Isso não significa que atividades online complementares deixarão de existir. Elas poderão ter um papel importante na recuperação. Na volta às aulas presenciais, os alunos poderão, por exemplo, ter atividades no contraturno com tecnologia. Isso não quer dizer que estarão fora da escola. Podem estar nos laboratórios. A aprendizagem híbrida, com atividades presenciais e com a mediação tecnológica, veio para ficar.
O conselho irá regulamentar o ensino híbrido fora do contexto da pandemia. Discute-se a flexibilização da carga horária presencial?
MHGC – O conselho não tem legitimidade para isso. Teria que haver uma discussão no Congresso Nacional. Eu, particularmente, sou contra qualquer mudança nessa direção. A educação híbrida, contudo, não depende só do número de dias presenciais. Pode, inclusive, ampliar a carga horária, compondo o tempo com atividades online ou offline. A BNCC [Base Nacional Comum Curricular; que estabelece diretrizes para a renovação pedagógica no país] prevê a ampliação da carga horária, e isso pode ser facilitado pelo ensino híbrido.

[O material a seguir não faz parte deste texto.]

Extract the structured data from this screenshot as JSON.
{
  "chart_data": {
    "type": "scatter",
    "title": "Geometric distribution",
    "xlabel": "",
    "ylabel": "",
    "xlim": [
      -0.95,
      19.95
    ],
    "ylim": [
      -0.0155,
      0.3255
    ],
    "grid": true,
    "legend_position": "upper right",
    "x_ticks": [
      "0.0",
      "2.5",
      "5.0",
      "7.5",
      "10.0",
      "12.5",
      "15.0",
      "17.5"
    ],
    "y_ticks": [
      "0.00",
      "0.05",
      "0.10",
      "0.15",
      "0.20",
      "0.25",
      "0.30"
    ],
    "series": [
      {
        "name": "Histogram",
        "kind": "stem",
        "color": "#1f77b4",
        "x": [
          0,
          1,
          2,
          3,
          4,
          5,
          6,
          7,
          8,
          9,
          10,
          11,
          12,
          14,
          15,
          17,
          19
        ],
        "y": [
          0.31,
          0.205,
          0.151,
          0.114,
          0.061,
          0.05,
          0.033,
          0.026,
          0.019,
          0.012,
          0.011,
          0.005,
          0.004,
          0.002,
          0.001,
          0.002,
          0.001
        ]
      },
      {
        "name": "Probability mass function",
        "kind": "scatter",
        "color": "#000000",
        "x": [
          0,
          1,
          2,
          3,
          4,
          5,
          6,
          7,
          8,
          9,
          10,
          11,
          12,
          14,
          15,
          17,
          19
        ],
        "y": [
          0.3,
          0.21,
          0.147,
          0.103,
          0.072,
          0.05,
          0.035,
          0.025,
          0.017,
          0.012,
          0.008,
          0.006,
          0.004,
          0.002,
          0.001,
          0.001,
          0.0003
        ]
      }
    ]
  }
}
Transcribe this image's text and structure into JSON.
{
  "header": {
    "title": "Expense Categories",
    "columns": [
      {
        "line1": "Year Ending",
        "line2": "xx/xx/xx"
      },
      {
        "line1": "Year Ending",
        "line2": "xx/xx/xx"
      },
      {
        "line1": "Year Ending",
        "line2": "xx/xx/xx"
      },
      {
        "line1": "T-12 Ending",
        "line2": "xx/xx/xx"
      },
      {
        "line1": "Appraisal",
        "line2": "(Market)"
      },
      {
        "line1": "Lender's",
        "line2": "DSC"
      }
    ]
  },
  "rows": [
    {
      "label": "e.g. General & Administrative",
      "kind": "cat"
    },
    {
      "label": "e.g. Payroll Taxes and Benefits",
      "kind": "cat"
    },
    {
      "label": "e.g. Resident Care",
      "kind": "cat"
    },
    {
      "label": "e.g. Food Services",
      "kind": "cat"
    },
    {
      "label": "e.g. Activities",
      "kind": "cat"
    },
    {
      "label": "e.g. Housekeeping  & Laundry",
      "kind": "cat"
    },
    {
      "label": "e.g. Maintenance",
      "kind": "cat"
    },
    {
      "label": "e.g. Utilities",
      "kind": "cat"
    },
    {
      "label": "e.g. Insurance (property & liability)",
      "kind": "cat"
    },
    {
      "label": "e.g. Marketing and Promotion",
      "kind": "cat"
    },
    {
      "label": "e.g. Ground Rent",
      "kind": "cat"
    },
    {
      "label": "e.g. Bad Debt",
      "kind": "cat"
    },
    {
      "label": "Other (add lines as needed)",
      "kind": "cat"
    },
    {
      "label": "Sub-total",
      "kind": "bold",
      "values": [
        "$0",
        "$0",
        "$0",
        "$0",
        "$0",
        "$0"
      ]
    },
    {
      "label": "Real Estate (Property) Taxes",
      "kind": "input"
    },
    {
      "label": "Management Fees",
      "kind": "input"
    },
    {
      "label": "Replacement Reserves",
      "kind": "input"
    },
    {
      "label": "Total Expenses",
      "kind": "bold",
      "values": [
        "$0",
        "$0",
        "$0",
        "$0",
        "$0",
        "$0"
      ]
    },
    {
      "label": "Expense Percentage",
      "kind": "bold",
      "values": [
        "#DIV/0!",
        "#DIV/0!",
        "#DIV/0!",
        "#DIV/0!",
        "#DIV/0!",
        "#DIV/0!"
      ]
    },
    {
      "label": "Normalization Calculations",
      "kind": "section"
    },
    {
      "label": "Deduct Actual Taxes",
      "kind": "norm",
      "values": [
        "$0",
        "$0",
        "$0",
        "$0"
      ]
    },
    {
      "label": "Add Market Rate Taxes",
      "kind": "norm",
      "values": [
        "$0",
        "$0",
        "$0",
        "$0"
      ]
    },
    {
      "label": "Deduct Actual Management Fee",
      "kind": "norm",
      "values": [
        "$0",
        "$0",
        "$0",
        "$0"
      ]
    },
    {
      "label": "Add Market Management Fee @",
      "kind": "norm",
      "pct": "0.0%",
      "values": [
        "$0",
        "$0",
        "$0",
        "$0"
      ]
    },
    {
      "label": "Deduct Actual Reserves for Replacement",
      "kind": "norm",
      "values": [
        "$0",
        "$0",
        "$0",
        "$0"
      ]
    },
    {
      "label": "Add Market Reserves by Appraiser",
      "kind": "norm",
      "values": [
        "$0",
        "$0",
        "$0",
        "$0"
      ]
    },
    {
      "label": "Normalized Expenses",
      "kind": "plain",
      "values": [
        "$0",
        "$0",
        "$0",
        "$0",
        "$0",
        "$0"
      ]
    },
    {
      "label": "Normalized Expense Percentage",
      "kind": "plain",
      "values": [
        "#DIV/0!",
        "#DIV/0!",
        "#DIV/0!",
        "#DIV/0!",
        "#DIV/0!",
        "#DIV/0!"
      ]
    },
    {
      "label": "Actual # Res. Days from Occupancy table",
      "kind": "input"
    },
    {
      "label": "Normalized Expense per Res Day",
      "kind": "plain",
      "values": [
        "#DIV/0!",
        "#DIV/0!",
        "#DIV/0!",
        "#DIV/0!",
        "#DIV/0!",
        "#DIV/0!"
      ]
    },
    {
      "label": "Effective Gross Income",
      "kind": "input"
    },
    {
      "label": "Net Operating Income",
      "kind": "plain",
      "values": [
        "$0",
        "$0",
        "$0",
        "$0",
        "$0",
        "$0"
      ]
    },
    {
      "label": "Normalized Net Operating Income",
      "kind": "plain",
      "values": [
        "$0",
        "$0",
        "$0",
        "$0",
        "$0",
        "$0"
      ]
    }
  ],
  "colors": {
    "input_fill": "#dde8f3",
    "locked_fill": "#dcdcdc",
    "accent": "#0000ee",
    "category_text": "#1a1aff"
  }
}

A partir de 2022, haverá o novo ensino médio, e as escolas terão que implementar no mínimo mil horas anuais, e não 800 horas com atualmente, sendo que 25% podem ser não presenciais. Pode-se ampliar a carga horária com o apoio da tecnologia, com o aluno eventualmente em casa, mas também no ambiente escolar.

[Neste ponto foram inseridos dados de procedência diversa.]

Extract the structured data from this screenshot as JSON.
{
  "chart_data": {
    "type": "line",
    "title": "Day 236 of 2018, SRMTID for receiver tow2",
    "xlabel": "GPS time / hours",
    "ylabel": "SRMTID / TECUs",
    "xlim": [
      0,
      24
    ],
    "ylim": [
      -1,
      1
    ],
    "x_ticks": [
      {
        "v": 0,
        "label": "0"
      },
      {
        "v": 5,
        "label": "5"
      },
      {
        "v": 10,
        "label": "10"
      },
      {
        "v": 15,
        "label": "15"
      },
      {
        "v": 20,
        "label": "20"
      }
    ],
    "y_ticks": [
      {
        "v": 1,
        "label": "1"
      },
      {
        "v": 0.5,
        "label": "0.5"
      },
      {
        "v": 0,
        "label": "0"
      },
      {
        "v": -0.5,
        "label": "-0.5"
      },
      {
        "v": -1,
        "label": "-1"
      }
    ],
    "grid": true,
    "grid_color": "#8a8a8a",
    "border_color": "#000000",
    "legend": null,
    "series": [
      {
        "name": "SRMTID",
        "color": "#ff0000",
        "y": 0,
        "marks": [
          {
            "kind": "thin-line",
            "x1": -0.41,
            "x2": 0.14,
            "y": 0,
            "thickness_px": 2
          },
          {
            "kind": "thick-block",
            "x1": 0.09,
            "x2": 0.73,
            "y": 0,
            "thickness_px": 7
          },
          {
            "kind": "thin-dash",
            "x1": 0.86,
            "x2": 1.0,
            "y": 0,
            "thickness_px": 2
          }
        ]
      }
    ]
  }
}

Mais uma vez, a sra. reforça o papel do ambiente escolar e já deixou claro ser contrária ao ensino domiciliar, que tem apoio do governo Bolsonaro.
MHGC – A escola é um espaço de sociabilidade da criança e do adolescente, onde interagem com amigos, professores, conhecem pessoas diferentes, têm acesso ao pluralismo de ideias, à diversidade. Não consigo imaginar um aprendizado efetivo sem o ambiente da escola. O ensino domiciliar existe em mais de 80 países, e pouquíssimas famílias optam por isso. Os pais querem seus filhos na escola, com educação de qualidade.
RAIO-X Maria Helena Guimarães de Castro, 74
É presidente do Conselho Nacional de Educação. Possui graduação em ciências sociais e mestrado em ciência política pela Unicamp. Fez especialização em Avaliação de Políticas Públicas na Universidade de Grenoble, na França. Já atuou como secretária-executiva do Ministério de Educação (2016-2018), presidente do Inep (Instituto Nacional de Estudos e Pesquisas Educacionais) no governo Fernando Henrique Cardoso e como secretária de Educação de São Paulo (2007-2009). É embaixadora do Pisa (Programa Internacional de Avaliação de Estudantes) para escolas no Brasil.